Teilhabe statt Ausgrenzung

Ali Baş zu Reaktionen auf das Türkei-Referendum

Die türkischen Wähler*innen haben sich mit knapper Mehrheit für eine Verfassungsreform entschieden, die dem Staatspräsidenten Erdogan deutlich mehr Macht einräumt und die Demokratie weiter aushöhlt. Gerade das Abstimmungsverhalten der teilnehmenden Wähler*innen in Deutschland und die Konsequenzen sorgen für Debatten. Die Antwort liegt jedoch nicht in einer Debatte über den Doppelpass und Ausgrenzungsrhetorik. Stattdessen müssen wir mehr Teilhabe- und Beteiligungsmöglichkeiten schaffen.

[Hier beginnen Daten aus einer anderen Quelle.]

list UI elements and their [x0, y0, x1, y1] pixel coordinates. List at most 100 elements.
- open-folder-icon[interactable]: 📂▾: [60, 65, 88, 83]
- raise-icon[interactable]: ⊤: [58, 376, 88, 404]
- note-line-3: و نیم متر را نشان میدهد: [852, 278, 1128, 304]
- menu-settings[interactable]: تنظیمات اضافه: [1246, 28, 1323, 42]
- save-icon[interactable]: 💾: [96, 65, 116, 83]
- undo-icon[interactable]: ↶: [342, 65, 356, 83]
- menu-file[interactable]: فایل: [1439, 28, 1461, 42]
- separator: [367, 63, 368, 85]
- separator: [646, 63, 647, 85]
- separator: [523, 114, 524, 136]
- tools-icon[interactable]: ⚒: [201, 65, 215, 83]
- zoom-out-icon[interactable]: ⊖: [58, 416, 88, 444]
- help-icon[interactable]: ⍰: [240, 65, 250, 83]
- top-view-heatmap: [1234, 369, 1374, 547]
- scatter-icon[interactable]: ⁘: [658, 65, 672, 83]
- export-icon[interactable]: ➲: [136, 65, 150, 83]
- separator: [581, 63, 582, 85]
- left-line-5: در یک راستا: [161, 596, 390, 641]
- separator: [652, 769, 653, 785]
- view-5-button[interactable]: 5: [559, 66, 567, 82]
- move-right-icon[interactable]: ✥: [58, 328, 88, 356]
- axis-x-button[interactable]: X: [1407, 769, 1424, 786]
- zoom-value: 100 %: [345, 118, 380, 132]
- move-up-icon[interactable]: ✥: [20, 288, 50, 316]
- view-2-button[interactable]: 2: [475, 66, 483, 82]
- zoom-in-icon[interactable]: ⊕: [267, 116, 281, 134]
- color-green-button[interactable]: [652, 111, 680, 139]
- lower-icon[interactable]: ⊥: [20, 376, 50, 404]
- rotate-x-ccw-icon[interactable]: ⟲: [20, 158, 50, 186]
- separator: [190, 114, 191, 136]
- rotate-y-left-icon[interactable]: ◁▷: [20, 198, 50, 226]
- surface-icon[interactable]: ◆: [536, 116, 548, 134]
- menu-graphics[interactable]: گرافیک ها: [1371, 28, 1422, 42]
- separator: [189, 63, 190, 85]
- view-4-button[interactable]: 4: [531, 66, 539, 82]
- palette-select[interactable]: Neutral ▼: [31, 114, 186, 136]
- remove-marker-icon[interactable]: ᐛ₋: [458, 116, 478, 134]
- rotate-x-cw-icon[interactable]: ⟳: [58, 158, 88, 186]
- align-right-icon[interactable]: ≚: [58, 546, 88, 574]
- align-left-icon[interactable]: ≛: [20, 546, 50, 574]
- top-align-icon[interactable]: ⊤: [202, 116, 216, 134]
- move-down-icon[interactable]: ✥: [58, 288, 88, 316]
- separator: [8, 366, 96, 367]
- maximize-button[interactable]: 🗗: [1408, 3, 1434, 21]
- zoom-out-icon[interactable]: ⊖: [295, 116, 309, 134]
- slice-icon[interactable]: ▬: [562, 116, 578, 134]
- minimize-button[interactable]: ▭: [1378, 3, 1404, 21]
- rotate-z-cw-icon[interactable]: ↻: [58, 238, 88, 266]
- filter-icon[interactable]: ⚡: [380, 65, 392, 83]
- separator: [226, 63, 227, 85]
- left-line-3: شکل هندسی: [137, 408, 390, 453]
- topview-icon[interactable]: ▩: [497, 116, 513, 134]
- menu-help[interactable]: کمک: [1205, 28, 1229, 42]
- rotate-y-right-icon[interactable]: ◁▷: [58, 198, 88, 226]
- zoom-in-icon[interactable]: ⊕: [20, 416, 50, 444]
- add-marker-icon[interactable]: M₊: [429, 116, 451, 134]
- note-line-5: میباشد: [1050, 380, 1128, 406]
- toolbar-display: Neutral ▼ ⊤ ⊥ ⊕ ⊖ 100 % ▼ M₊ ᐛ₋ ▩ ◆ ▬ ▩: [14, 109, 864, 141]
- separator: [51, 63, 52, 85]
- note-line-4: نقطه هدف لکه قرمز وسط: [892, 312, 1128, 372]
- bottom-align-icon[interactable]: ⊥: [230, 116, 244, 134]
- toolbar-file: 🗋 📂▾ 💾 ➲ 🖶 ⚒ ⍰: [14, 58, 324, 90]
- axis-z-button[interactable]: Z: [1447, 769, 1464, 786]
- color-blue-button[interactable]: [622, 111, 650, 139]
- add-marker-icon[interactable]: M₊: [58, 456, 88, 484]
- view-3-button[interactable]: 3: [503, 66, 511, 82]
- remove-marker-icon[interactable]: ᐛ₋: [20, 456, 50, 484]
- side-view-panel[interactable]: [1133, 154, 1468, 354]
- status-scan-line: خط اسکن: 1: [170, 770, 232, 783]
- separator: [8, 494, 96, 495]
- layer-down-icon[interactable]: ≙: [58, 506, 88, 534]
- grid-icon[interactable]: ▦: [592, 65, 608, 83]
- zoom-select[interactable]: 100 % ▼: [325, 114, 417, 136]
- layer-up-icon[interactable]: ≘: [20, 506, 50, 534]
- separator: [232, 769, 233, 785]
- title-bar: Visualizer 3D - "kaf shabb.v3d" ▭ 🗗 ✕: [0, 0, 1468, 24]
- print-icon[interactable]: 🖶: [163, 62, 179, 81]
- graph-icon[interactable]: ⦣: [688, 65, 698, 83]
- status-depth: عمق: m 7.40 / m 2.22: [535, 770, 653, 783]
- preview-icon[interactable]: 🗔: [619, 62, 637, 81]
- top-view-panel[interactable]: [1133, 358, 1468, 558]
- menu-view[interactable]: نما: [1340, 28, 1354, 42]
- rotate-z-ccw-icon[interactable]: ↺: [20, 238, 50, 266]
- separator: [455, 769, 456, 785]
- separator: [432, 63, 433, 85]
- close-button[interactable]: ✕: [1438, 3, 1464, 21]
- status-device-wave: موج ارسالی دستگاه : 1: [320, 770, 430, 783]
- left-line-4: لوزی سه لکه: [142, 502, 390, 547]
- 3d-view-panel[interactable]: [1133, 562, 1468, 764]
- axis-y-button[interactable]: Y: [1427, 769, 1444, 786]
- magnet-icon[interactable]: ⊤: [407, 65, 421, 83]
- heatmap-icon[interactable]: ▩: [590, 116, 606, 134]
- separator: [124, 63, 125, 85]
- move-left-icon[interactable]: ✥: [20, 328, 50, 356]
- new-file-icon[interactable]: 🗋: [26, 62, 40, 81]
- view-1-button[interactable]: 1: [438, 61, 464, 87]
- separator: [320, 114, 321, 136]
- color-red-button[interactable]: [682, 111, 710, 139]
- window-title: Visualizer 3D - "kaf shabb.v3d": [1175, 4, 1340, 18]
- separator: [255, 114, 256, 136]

Das knappe Ergebnis des türkischen Verfassungsreferendums bewegt derzeit viele Menschen. Rund die Hälfte der Wähler*innen in der Türkei stimmte trotz starkem Drucks und medialer Dauerpräsenz des „Ja“-Lagers gegen den Plan Erdogans, das Land künftig alleine zu regieren und dabei parlamentarische Demokratie und Rechtsstaat abzuwickeln. Diese mutige Entscheidung verdient Respekt und zeigt, dass die demokratisch orientierten Kräfte in der Türkei eine große Gruppe sind, die wir als Demokrat*innen auch künftig stärken müssen.
Türk*innen fühlen sich nicht akzeptiert und idealisieren die Türkei
In Deutschland haben rund 46 Prozent und damit rund 644.000 Menschen an der Abstimmung über das Referendum teilgenommen. 63 Prozent von ihnen stimmten der umstrittenen Verfassungsreform zu. Das ist unverständlich und bitter. Viele von ihnen wollten mit ihrer Stimme in erster Linie offenbar ihre Zustimmung für Erdogan bekunden, statt die gravierenden Folgen für Demokratie und Rechtsstaat zu bedenken.
Der Dortmunder Sozialforscher Prof. Dr. Ahmet Toprak macht für dieses Verhalten unter anderem  den sozialen Status und ein Gefühl des Nicht-Akzeptiertseins vieler Türkeistämmiger in Deutschland aus. Sie könnten mögliche Ursachen für eine kritiklose Hinwendung zu einer idealisierten Türkei und ihrem Präsidenten sein.
Einbürgerung und Teilhabe statt populistischer Doppelpass-Debatte
Hier muss Integrationspolitik ansetzen, etwa mit einem modernen Einbürgerungsrecht, verstärkter politischer Teilhabe, aber auch intensiverer Einbeziehung politischer Bildung. Präventionsprojekte sowie Maßnahmen gegen Diskriminierung gehören seit jeher zur Agenda Grüner Integrationspolitik und müssen das auch in Zukunft tun. Letztlich brauchen wir ein inklusives, gesellschaftliches Narrativ, welches Offenheit und Vielfalt als Chance begreift und nicht ausgrenzt.
Union und FDP laufen stattdessen dem rechten Populismus hinterher. Sie bieten keine Lösungen, sondern schüren Ressentiments. Die angeheizte Diskussion um den Doppelpass und das kommunale Wahlrecht für Nicht-EU-Bürger*innen ist da symptomatisch.